General information
- Type: Monoplane
- National origin: United States
- Designer: Mike Arnold
- Built by: David Hoover, Mike Arnold, Craig Catto, Robby Grove, Steve Hill
- Primary user: Private
- Number built: 1

History
- First flight: March 11, 2005
- Developed from: Arnold AR-5

= Arnold AR-6 =

Aircraft Model

The Arnold AR-6 is a single seat low wing monoplane racing aircraft.

== Development ==
Designed by Mike Arnold, who also created the fuselage plug. Mike is known for his original record-setting AR-5 and accompanying video series.

=== Design ===
The AR-6 is a one of a kind racing aircraft built primarily of composite materials, Including extensive use of carbon fiber. Powered by a Continental O-200 Engine, built to compete in the Formula One category at the Reno Air Races. It was designed to comply with the "Formula" Rules, which limit engine displacement, propeller type, wing area, minimum aircraft weight, and landing gear type. The Aircraft is also Eligible for International Air Racing.

== Racing career ==
"Endeavor" was originally built and raced by David Hoover, and first flew on March 11, 2005. The aircraft, piloted by Hoover, placed first in the Formula One Gold event in 2007.

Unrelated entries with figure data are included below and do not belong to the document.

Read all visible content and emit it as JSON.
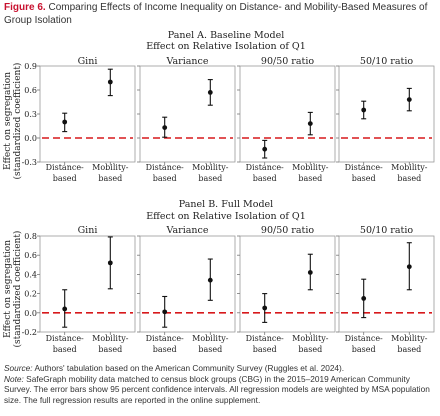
{
  "figure": {
    "label": "Figure 6.",
    "title": "Comparing Effects of Income Inequality on Distance- and Mobility-Based Measures of Group Isolation"
  },
  "notes": {
    "source_label": "Source:",
    "source_text": "Authors' tabulation based on the American Community Survey (Ruggles et al. 2024).",
    "note_label": "Note:",
    "note_text": "SafeGraph mobility data matched to census block groups (CBG) in the 2015–2019 American Community Survey. The error bars show 95 percent confidence intervals. All regression models are weighted by MSA population size. The full regression results are reported in the online supplement."
  },
  "colors": {
    "reference_line": "#d7191c",
    "marker": "#111111"
  },
  "chart_data": [
    {
      "type": "scatter",
      "title": "Panel A. Baseline Model",
      "subtitle": "Effect on Relative Isolation of Q1",
      "ylabel": "Effect on segregation (standardized coefficient)",
      "ylim": [
        -0.3,
        0.9
      ],
      "yticks": [
        "-0.3",
        "0.0",
        "0.3",
        "0.6",
        "0.9"
      ],
      "tick_values": [
        -0.3,
        0,
        0.3,
        0.6,
        0.9
      ],
      "reference_line": 0,
      "categories": [
        "Distance-based",
        "Mobility-based"
      ],
      "facets": [
        {
          "title": "Gini",
          "estimates": [
            0.2,
            0.7
          ],
          "ci_low": [
            0.08,
            0.53
          ],
          "ci_high": [
            0.31,
            0.86
          ]
        },
        {
          "title": "Variance",
          "estimates": [
            0.13,
            0.57
          ],
          "ci_low": [
            0.01,
            0.41
          ],
          "ci_high": [
            0.26,
            0.73
          ]
        },
        {
          "title": "90/50 ratio",
          "estimates": [
            -0.14,
            0.18
          ],
          "ci_low": [
            -0.25,
            0.04
          ],
          "ci_high": [
            -0.03,
            0.32
          ]
        },
        {
          "title": "50/10 ratio",
          "estimates": [
            0.35,
            0.48
          ],
          "ci_low": [
            0.24,
            0.34
          ],
          "ci_high": [
            0.46,
            0.62
          ]
        }
      ]
    },
    {
      "type": "scatter",
      "title": "Panel B. Full Model",
      "subtitle": "Effect on Relative Isolation of Q1",
      "ylabel": "Effect on segregation (standardized coefficient)",
      "ylim": [
        -0.2,
        0.8
      ],
      "yticks": [
        "-0.2",
        "0.0",
        "0.2",
        "0.4",
        "0.6",
        "0.8"
      ],
      "tick_values": [
        -0.2,
        0,
        0.2,
        0.4,
        0.6,
        0.8
      ],
      "reference_line": 0,
      "categories": [
        "Distance-based",
        "Mobility-based"
      ],
      "facets": [
        {
          "title": "Gini",
          "estimates": [
            0.04,
            0.52
          ],
          "ci_low": [
            -0.15,
            0.25
          ],
          "ci_high": [
            0.24,
            0.79
          ]
        },
        {
          "title": "Variance",
          "estimates": [
            0.01,
            0.34
          ],
          "ci_low": [
            -0.15,
            0.13
          ],
          "ci_high": [
            0.17,
            0.56
          ]
        },
        {
          "title": "90/50 ratio",
          "estimates": [
            0.05,
            0.42
          ],
          "ci_low": [
            -0.1,
            0.24
          ],
          "ci_high": [
            0.2,
            0.61
          ]
        },
        {
          "title": "50/10 ratio",
          "estimates": [
            0.15,
            0.48
          ],
          "ci_low": [
            -0.05,
            0.24
          ],
          "ci_high": [
            0.35,
            0.73
          ]
        }
      ]
    }
  ]
}
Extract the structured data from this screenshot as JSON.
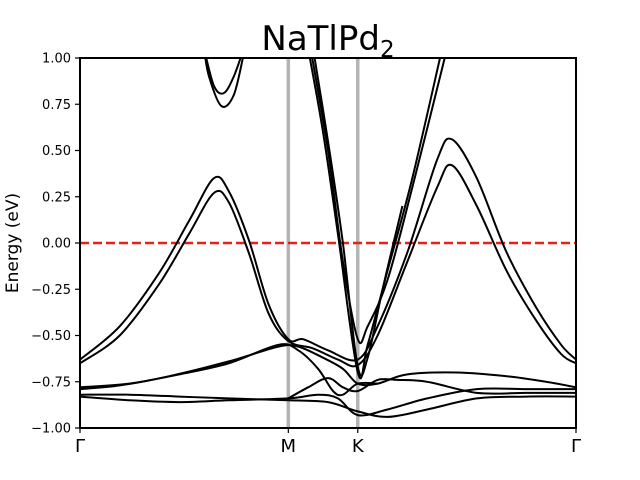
{
  "chart_data": {
    "type": "line",
    "title": "NaTlPd",
    "title_subscript": "2",
    "xlabel": "",
    "ylabel": "Energy (eV)",
    "ylim": [
      -1.0,
      1.0
    ],
    "xlim": [
      0,
      1
    ],
    "yticks": [
      -1.0,
      -0.75,
      -0.5,
      -0.25,
      0.0,
      0.25,
      0.5,
      0.75,
      1.0
    ],
    "ytick_labels": [
      "−1.00",
      "−0.75",
      "−0.50",
      "−0.25",
      "0.00",
      "0.25",
      "0.50",
      "0.75",
      "1.00"
    ],
    "high_symmetry_points": [
      {
        "label": "Γ",
        "x": 0.0
      },
      {
        "label": "M",
        "x": 0.42
      },
      {
        "label": "K",
        "x": 0.56
      },
      {
        "label": "Γ",
        "x": 1.0
      }
    ],
    "vertical_line_color": "#b4b4b4",
    "fermi_level": {
      "y": 0.0,
      "color": "#e8201c",
      "style": "dashed"
    },
    "band_color": "#000000",
    "series": [
      {
        "points": [
          [
            0.0,
            -0.65
          ],
          [
            0.08,
            -0.5
          ],
          [
            0.16,
            -0.22
          ],
          [
            0.22,
            0.05
          ],
          [
            0.27,
            0.27
          ],
          [
            0.3,
            0.22
          ],
          [
            0.34,
            -0.05
          ],
          [
            0.38,
            -0.38
          ],
          [
            0.42,
            -0.53
          ],
          [
            0.47,
            -0.57
          ],
          [
            0.52,
            -0.63
          ],
          [
            0.56,
            -0.66
          ],
          [
            0.6,
            -0.5
          ],
          [
            0.66,
            -0.1
          ],
          [
            0.72,
            0.3
          ],
          [
            0.75,
            0.42
          ],
          [
            0.8,
            0.2
          ],
          [
            0.86,
            -0.15
          ],
          [
            0.92,
            -0.42
          ],
          [
            0.97,
            -0.6
          ],
          [
            1.0,
            -0.65
          ]
        ]
      },
      {
        "points": [
          [
            0.0,
            -0.63
          ],
          [
            0.08,
            -0.45
          ],
          [
            0.16,
            -0.16
          ],
          [
            0.22,
            0.12
          ],
          [
            0.27,
            0.35
          ],
          [
            0.3,
            0.28
          ],
          [
            0.34,
            0.02
          ],
          [
            0.38,
            -0.33
          ],
          [
            0.42,
            -0.52
          ],
          [
            0.45,
            -0.52
          ],
          [
            0.5,
            -0.58
          ],
          [
            0.56,
            -0.63
          ],
          [
            0.6,
            -0.45
          ],
          [
            0.66,
            -0.05
          ],
          [
            0.72,
            0.45
          ],
          [
            0.75,
            0.56
          ],
          [
            0.8,
            0.35
          ],
          [
            0.86,
            -0.05
          ],
          [
            0.92,
            -0.35
          ],
          [
            0.97,
            -0.55
          ],
          [
            1.0,
            -0.63
          ]
        ]
      },
      {
        "points": [
          [
            0.25,
            1.05
          ],
          [
            0.27,
            0.85
          ],
          [
            0.29,
            0.81
          ],
          [
            0.31,
            0.9
          ],
          [
            0.33,
            1.05
          ]
        ]
      },
      {
        "points": [
          [
            0.25,
            1.05
          ],
          [
            0.26,
            0.9
          ],
          [
            0.285,
            0.74
          ],
          [
            0.31,
            0.8
          ],
          [
            0.33,
            1.02
          ]
        ]
      },
      {
        "points": [
          [
            0.465,
            1.05
          ],
          [
            0.5,
            0.5
          ],
          [
            0.53,
            -0.1
          ],
          [
            0.56,
            -0.52
          ],
          [
            0.58,
            -0.45
          ],
          [
            0.62,
            -0.2
          ],
          [
            0.67,
            0.3
          ],
          [
            0.74,
            1.05
          ]
        ]
      },
      {
        "points": [
          [
            0.46,
            1.05
          ],
          [
            0.49,
            0.6
          ],
          [
            0.52,
            0.05
          ],
          [
            0.56,
            -0.7
          ],
          [
            0.58,
            -0.55
          ],
          [
            0.62,
            -0.15
          ],
          [
            0.67,
            0.35
          ],
          [
            0.73,
            1.05
          ]
        ]
      },
      {
        "points": [
          [
            0.47,
            1.05
          ],
          [
            0.5,
            0.55
          ],
          [
            0.53,
            0.0
          ],
          [
            0.56,
            -0.67
          ],
          [
            0.58,
            -0.62
          ],
          [
            0.61,
            -0.25
          ],
          [
            0.65,
            0.2
          ]
        ]
      },
      {
        "points": [
          [
            0.0,
            -0.79
          ],
          [
            0.08,
            -0.77
          ],
          [
            0.18,
            -0.72
          ],
          [
            0.3,
            -0.64
          ],
          [
            0.4,
            -0.56
          ],
          [
            0.44,
            -0.56
          ],
          [
            0.49,
            -0.62
          ],
          [
            0.53,
            -0.68
          ],
          [
            0.56,
            -0.76
          ],
          [
            0.6,
            -0.76
          ],
          [
            0.66,
            -0.71
          ],
          [
            0.76,
            -0.7
          ],
          [
            0.86,
            -0.72
          ],
          [
            0.94,
            -0.75
          ],
          [
            1.0,
            -0.78
          ]
        ]
      },
      {
        "points": [
          [
            0.0,
            -0.78
          ],
          [
            0.1,
            -0.76
          ],
          [
            0.2,
            -0.71
          ],
          [
            0.3,
            -0.65
          ],
          [
            0.4,
            -0.55
          ],
          [
            0.44,
            -0.58
          ],
          [
            0.48,
            -0.68
          ],
          [
            0.51,
            -0.8
          ],
          [
            0.53,
            -0.82
          ],
          [
            0.56,
            -0.76
          ],
          [
            0.6,
            -0.76
          ]
        ]
      },
      {
        "points": [
          [
            0.0,
            -0.83
          ],
          [
            0.1,
            -0.85
          ],
          [
            0.2,
            -0.86
          ],
          [
            0.3,
            -0.85
          ],
          [
            0.42,
            -0.84
          ],
          [
            0.48,
            -0.82
          ],
          [
            0.52,
            -0.84
          ],
          [
            0.56,
            -0.93
          ],
          [
            0.62,
            -0.9
          ],
          [
            0.7,
            -0.84
          ],
          [
            0.8,
            -0.79
          ],
          [
            0.9,
            -0.79
          ],
          [
            1.0,
            -0.79
          ]
        ]
      },
      {
        "points": [
          [
            0.0,
            -0.82
          ],
          [
            0.1,
            -0.82
          ],
          [
            0.2,
            -0.83
          ],
          [
            0.3,
            -0.84
          ],
          [
            0.42,
            -0.85
          ],
          [
            0.5,
            -0.86
          ],
          [
            0.56,
            -0.91
          ],
          [
            0.62,
            -0.94
          ],
          [
            0.7,
            -0.9
          ],
          [
            0.8,
            -0.84
          ],
          [
            0.9,
            -0.83
          ],
          [
            1.0,
            -0.83
          ]
        ]
      },
      {
        "points": [
          [
            0.42,
            -0.84
          ],
          [
            0.46,
            -0.78
          ],
          [
            0.5,
            -0.73
          ],
          [
            0.53,
            -0.78
          ],
          [
            0.56,
            -0.8
          ],
          [
            0.6,
            -0.74
          ],
          [
            0.64,
            -0.74
          ],
          [
            0.7,
            -0.75
          ],
          [
            0.8,
            -0.81
          ],
          [
            0.9,
            -0.81
          ],
          [
            1.0,
            -0.81
          ]
        ]
      }
    ]
  }
}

The aircraft was later sold to Steve Senegal, who placed First in Gold 2008, 2010, 2012, 2014, and 2015.

While qualifying for the 2014 Reno Races, AR-6 "Endeavor" piloted by Senegal, set the IF1 record of 267.289 mph flying the 3.1875 mile oval track in 42.931 seconds.
Prior to this, Senegal set the race heat record of 260.775mph on Wednesday, September 12, 2012.

=== Incidents ===
The aircraft was damaged in an air racing accident during the 2016 Reno Air Races. It was subsequently repaired.